In the autumn of 2018, EvoEnergy completed a 227.88kWp solar PV array on Yorkshire- based food manufacturer, Symington’s.
Historically, Symington’s were one of the first manufacturers to promote the advantages of a healthy diet by producing a range of Egyptian food in the 19th Century. Today, the food manufacturer’s portfolio include house hold brands such as Aunt Bessie’s, Mug Shots and Chicken Tonight.
Distributing all these popular products creates large demand on the grid and a large carbon footprint. To reduce this Syzygy consulting were brought in to advise on carbon reduction and tendered for the installation of solar on Symington’s Thorne Farm warehouse in 2018. EvoEnergy were awarded the contract after a successful bid – a spec to meet the demands of the roof’s structural requirements.
The EvoEnergy team worked over a four week period to install 822 Trina 270Wp panels along the top of the roof. Now complete and commissioned, the system is generating over 181.8 MWh of clean energy every year – equivalent to preventing 119 barrels of oil being consumed annually. Taking radical steps to reducing their carbon emissions to ensure sustainability for the future energy demands.
To minimise disruption to staff onsite, EvoEnergy erected a scaffolding tower at the side of the building to ensure there was no loss of operations from production. The 227.88 kWp system was installed in zones, with skylights and D Marc system used to remove the possibility of any falls occurring – this in turn meant no internal equipment was required.
The system was also designed with SolarEdge technology to maximise the generation. SolarEdge enabled systems operate solar modules to operate individually within a string to stop poorly performing modules reducing output for the whole string, this could come from shading. Not only will this make the system up to 25% more efficient, but the array is also safer and easier to maintain. Symington’s can also check the performance of each inverter and module 24/7 via the free web portal.
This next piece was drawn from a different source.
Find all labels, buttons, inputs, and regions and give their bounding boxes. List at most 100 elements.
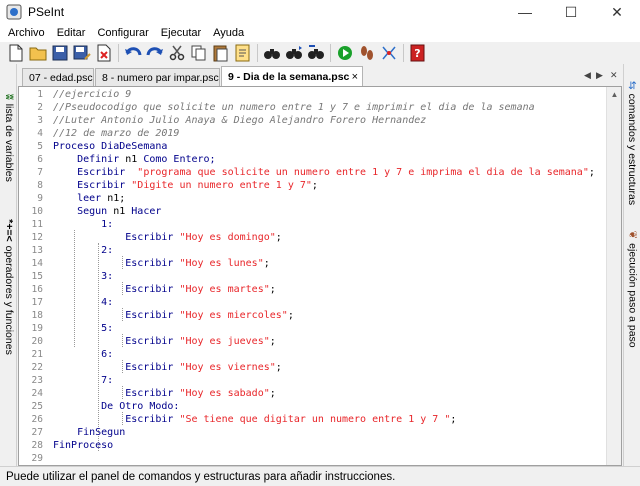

Being able to quickly identify any issues with the array allows for prompt remedy by EvoEnergy’s operation and maintenance team.
James Fuller, Senior Project Manager at EvoEnergy, said:
“Overall the project went smoothly while there were some challenges in regard to installing in zones around the skylights these were quickly and safely overcome.
One of the most interesting elements of this project was the high level of staff engagement towards the work EvoEnergy were conducting onsite, from the fork lift truck drivers to senior management, demonstrating the level of commitment Symington’s have to making a greener future not only for the company, but which extends to the wider local community”
To allow easy access to both lower and upper roofs, a 2 stage CAT ladder was installed to provide EvoEnergy’s operation and maintenance engineers access to the roof for future inspections to ensure the system meets expected performance levels and gives good returns on their investment.
Installing solar PV on large scale food- manufacturers isn’t anything new to EvoEnergy, having previously installed 205.5kWp solar PV system on Kanes Food in Worcestershire.